Old-media concerns struggling to make money blame new media platforms such as Google and YouTube for their trouble—yet many new media creators are able to monetize their original content on those very same platforms. (Just as many writers are now able to make a living via self-publishing.) They feel that “voluntary measures” where the tech and media industries cooperate could solve many of these issues, yet such measures tend to leave out the general public who are also an important stakeholder in the process. Effectively, they seem to assume that technology is magic—”if Silicon Valley can build a self-driving car, surely it can build a technology that can determine what is and what is not fair use.” But that’s simply not how it works.
All in all, the two days of hearings was somewhat frustrating. I had hoped that it might be a way to actually have some productive discussions that actually focused on what was best for “promoting the progress.” Instead, it seemed to involve the Copyright Office coming in with preconceived notions, mainly focused on how copyright law can be changed to better prop up legacy business models, at the expense of the public and innovation—including all of the new creators who rely on that innovation.
It’s disappointing, but not exactly surprising. The way old media worked is that you had to have big companies to make much money from it—which in turn meant you had the support of those big companies and their budgets to lobby for what you wanted. However, the new media lets people go it alone, producing their own content with just themselves and a computer.

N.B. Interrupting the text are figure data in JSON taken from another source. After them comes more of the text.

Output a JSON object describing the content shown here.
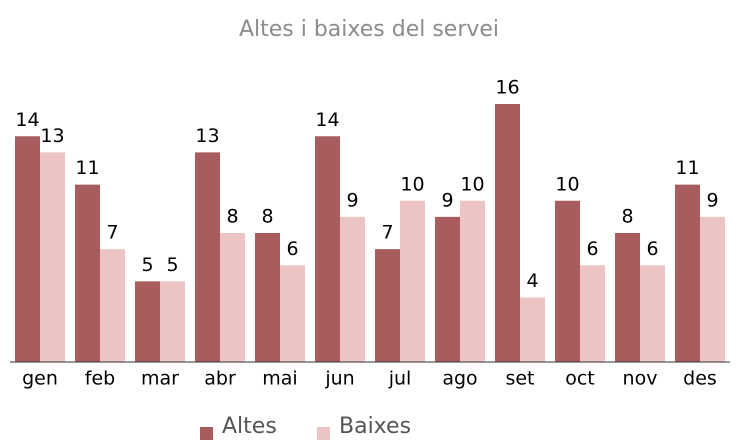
{
  "chart_data": {
    "type": "bar",
    "title": "Altes i baixes del servei",
    "categories": [
      "gen",
      "feb",
      "mar",
      "abr",
      "mai",
      "jun",
      "jul",
      "ago",
      "set",
      "oct",
      "nov",
      "des"
    ],
    "series": [
      {
        "name": "Altes",
        "color": "#a85c5e",
        "values": [
          14,
          11,
          5,
          13,
          8,
          14,
          7,
          9,
          16,
          10,
          8,
          11
        ]
      },
      {
        "name": "Baixes",
        "color": "#ecc4c4",
        "values": [
          13,
          7,
          5,
          8,
          6,
          9,
          10,
          10,
          4,
          6,
          6,
          9
        ]
      }
    ],
    "ylim": [
      0,
      16
    ],
    "legend": "bottom"
  }
}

That’s great when it comes to getting independent content out there quickly and cheaply, but not so great when it comes to lobbying for your rights when big old-media interests are on the other side of the issue. Because you’re the little guy, you look small and unimportant next to those big vested interests—even if there are many, many more of you than there are individual old-media artists.
This is an important issue for the rights of all new-media artists and authors, including self-published book authors—it would be a mistake to think it doesn’t matter just because you work in e-books, not YouTube videos. DMCA takedown notices can apply to any content, including e-books, and if you self-publish, you don’t have a publisher to go to bat for you. We need to make sure that the laws are fair for everyone.